0.009006061815119953

In [25]:
t_crit = 1.962
margin_of_error = t_crit*std_error
margin_of_error

0.017669893281265347

In [33]:
confidence_interval = (delta_mean-margin_of_error, delta_mean+margin_of_error)
confidence_interval

(-0.009025327341362088, 0.026314459221168606)

In [26]:
stats.ttest_ind(df_male.call, df_female.call)

Ttest_indResult(statistic=-0.9341989341332145, pvalue=0.3502476207298205)

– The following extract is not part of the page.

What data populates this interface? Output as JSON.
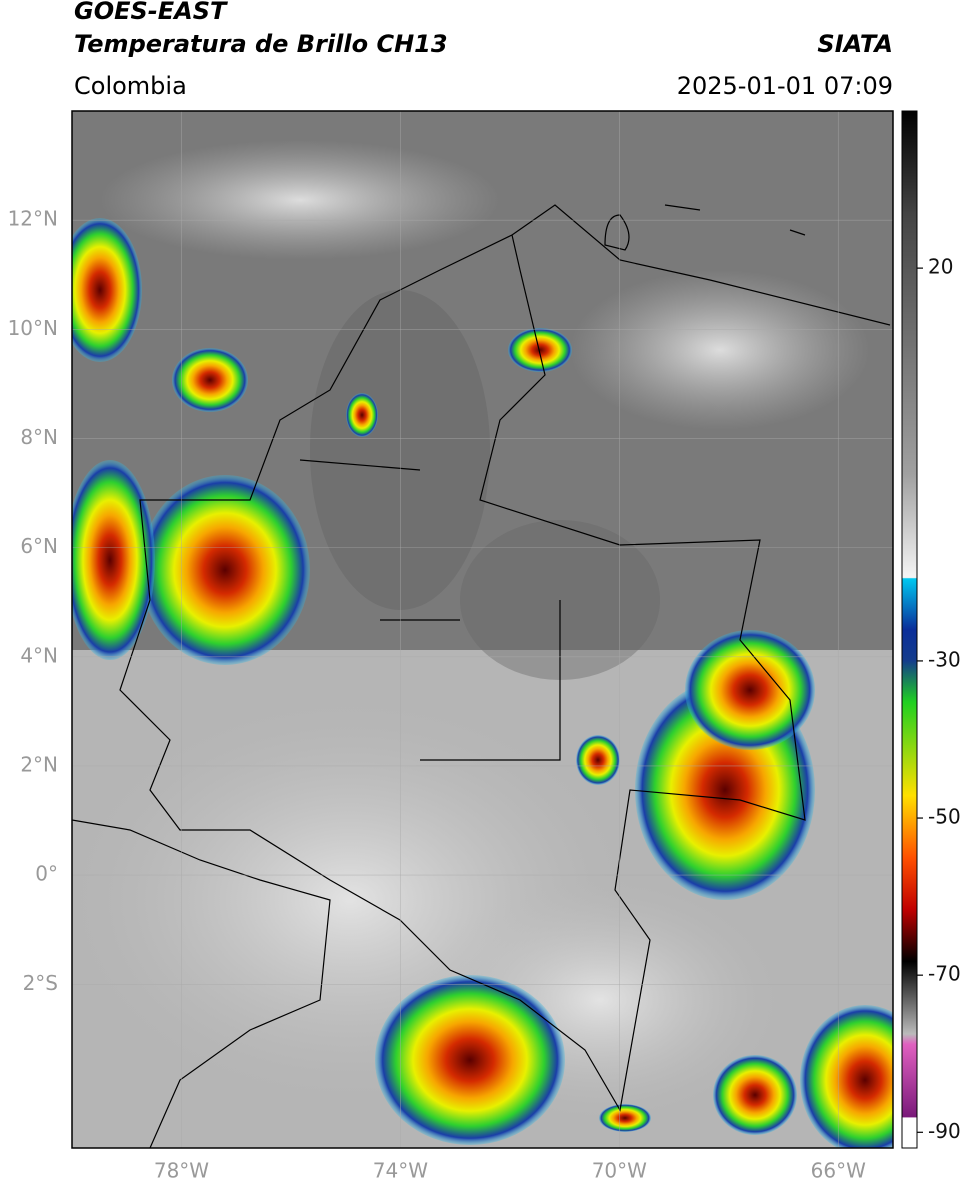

The difference is mean of the sample data is 0.009 and the confidence interval shows that the true difference in means is between -0.009 and 0.03. Hence the observed difference lies within the 95% confidence interval. The **p-value** of 0.35 is much greater than the significance level of 0.05.

### Conclusion

Assuming null hypothesis is true (male and female resumes get same responses), 95% of the time the difference in mean will be less than 0.017 and the observed difference is 0.008. Furthermore, there is more than 5% chance of observing the given difference if the null hypothesis is true. This is statistically significant and hence the null hypothesis cannot be rejected.